Canada warned against getting China’s COVID vaccines
While Beijing continues to dish out Chinese jabs as part of its vaccine diplomacy, skepticism against their effectiveness remains. An epidemiologist from the University of Ottawa has urged Canadian authorities not to approve vaccines from China or Russia.
Raywat Deonandan noted the wide variance in efficacy rates for vaccines produced in China, which ranges from 50% to 90%. Unless researchers can explain the variance in effective rate in different clinical trials, Canada cannot approve the inoculation, he said.

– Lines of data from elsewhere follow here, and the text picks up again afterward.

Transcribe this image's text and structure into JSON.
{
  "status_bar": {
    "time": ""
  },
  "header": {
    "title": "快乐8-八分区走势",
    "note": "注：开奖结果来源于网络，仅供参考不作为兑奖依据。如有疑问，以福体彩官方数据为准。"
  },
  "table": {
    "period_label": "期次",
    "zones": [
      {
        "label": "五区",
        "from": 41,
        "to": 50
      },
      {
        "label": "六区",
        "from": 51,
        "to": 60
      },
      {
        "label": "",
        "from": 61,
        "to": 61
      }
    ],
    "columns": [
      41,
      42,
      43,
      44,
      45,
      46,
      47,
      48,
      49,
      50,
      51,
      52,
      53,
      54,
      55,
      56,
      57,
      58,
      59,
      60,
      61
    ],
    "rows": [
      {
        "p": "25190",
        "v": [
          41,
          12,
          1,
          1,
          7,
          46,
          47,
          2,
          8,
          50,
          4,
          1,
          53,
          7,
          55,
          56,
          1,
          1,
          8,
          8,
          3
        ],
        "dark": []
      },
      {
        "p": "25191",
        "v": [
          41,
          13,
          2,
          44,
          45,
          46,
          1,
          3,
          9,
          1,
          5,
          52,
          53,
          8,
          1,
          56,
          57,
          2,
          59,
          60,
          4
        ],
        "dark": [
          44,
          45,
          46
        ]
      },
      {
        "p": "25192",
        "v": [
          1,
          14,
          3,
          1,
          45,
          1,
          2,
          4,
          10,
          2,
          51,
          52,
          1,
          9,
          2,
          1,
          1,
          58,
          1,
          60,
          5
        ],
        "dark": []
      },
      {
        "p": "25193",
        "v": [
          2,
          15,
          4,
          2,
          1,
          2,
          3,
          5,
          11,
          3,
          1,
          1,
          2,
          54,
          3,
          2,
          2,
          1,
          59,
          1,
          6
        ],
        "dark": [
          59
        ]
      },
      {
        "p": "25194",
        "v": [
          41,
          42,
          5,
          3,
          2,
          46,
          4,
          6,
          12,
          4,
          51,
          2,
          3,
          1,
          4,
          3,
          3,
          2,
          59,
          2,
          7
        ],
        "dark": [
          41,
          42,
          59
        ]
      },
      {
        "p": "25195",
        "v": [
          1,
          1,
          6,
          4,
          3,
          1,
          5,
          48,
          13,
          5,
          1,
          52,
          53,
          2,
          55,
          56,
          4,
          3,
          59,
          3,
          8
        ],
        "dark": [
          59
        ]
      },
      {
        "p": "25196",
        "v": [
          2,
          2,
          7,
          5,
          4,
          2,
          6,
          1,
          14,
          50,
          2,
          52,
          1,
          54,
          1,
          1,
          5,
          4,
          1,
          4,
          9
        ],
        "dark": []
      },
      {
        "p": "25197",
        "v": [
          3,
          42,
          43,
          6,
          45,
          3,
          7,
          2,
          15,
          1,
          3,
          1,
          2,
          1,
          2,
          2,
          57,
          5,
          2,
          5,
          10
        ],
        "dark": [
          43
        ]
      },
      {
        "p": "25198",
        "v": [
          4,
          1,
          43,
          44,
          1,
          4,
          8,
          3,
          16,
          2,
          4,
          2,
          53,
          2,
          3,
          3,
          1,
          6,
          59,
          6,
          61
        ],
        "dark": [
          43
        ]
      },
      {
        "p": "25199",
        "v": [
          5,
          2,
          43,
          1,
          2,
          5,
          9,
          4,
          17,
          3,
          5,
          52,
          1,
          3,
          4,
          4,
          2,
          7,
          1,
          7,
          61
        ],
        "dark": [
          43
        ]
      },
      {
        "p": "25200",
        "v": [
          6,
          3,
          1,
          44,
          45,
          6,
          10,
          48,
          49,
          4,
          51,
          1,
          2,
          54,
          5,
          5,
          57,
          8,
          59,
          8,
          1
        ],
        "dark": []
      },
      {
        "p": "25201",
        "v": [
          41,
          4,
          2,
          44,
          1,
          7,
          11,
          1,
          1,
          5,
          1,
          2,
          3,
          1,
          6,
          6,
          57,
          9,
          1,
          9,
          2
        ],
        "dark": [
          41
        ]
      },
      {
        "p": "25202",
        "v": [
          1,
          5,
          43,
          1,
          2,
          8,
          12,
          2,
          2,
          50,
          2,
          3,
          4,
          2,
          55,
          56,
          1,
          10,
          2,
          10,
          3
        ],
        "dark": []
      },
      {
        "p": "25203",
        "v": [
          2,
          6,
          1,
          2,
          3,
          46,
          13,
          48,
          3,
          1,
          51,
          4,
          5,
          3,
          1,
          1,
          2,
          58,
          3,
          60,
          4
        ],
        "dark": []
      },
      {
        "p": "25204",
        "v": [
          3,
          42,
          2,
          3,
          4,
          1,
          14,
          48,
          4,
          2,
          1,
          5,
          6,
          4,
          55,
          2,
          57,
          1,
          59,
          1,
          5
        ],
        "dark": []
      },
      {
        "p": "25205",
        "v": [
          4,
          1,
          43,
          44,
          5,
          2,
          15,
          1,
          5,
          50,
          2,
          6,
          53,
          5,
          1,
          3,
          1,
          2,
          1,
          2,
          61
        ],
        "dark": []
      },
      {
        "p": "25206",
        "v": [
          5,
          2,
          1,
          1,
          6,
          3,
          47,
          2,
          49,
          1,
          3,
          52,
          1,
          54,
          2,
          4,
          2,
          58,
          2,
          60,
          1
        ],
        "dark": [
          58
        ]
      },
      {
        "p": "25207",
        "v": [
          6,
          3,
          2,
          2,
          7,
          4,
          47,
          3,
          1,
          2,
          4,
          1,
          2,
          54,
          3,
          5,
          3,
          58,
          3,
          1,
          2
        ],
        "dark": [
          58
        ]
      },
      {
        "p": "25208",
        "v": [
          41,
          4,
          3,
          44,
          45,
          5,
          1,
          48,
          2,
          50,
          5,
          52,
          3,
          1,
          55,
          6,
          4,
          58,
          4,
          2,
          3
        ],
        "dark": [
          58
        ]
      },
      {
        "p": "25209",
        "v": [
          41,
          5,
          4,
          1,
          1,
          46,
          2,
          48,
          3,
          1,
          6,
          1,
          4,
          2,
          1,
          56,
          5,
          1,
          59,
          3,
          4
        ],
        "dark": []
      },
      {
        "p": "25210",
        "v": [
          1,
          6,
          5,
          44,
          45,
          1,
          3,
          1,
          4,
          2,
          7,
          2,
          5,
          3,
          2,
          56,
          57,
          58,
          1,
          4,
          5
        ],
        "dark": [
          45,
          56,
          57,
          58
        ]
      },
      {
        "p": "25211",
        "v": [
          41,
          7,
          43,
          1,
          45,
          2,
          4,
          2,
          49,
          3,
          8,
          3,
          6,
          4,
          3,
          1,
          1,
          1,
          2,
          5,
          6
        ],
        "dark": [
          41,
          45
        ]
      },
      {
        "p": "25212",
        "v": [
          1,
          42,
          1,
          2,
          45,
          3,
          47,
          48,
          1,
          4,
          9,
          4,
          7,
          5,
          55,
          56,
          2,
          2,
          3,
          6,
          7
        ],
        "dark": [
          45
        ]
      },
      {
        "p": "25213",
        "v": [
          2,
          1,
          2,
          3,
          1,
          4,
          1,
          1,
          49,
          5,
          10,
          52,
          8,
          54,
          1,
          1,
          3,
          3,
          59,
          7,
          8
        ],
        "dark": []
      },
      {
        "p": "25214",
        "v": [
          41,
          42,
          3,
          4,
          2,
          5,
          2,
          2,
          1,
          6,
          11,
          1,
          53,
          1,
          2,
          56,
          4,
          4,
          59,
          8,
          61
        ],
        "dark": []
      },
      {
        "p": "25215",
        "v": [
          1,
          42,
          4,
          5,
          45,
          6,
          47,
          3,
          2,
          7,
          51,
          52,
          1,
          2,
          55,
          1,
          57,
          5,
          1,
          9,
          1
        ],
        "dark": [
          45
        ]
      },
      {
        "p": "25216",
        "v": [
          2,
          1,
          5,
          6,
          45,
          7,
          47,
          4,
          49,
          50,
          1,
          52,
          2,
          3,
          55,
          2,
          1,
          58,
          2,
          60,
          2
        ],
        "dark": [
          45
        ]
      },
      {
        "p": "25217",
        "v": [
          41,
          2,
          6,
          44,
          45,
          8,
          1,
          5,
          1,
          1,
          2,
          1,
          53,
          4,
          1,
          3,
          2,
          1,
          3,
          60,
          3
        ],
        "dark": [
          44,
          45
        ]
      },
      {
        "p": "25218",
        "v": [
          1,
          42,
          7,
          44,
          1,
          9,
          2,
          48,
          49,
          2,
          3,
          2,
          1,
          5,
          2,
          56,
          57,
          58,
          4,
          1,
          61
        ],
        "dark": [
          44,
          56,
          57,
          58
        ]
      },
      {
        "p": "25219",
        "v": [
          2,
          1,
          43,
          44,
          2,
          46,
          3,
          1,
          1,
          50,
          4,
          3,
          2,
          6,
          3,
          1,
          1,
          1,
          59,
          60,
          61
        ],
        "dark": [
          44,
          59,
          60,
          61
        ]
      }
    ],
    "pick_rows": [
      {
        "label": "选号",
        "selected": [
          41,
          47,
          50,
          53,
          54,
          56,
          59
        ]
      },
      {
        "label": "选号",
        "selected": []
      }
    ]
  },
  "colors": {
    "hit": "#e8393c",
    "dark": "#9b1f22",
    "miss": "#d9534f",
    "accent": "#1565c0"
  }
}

The Canadian government has approved COVID-19 vaccines produced by Johnson & Johnson, Pfizer-BioNTech, Moderna as well as AstraZeneca. The country is expected to have more than 36.5 million doses by July.
The authorities partnered with Chinese firm CanSino Biologics last year to conduct trials on vaccines. Though contracts were signed, delivery of the samples to Canada – scheduled in May – were blocked by China’s customs agency.
The failed partnership was “a waste of a lot of time,” Scott Halperin, director of the Canadian Center for Vaccinology at the Dalhousie University, which was supposed to run human trials, told the House of Commons committee on Canada-China Relations last week.
“Once we saw that the vaccines were shipped for the phase three studies to Pakistan, we decided that it was a political issue,” he added, blaming the delay on Beijing’s interference. The deal was eventually abandoned in August.
In May last year, Canada also suspended the import of several millions of N95 face masks from China, after they failed to meet federal standards for medical use. Chinese embassy in Ottawa had blamed the incident on a “contractual” issue that has since been resolved.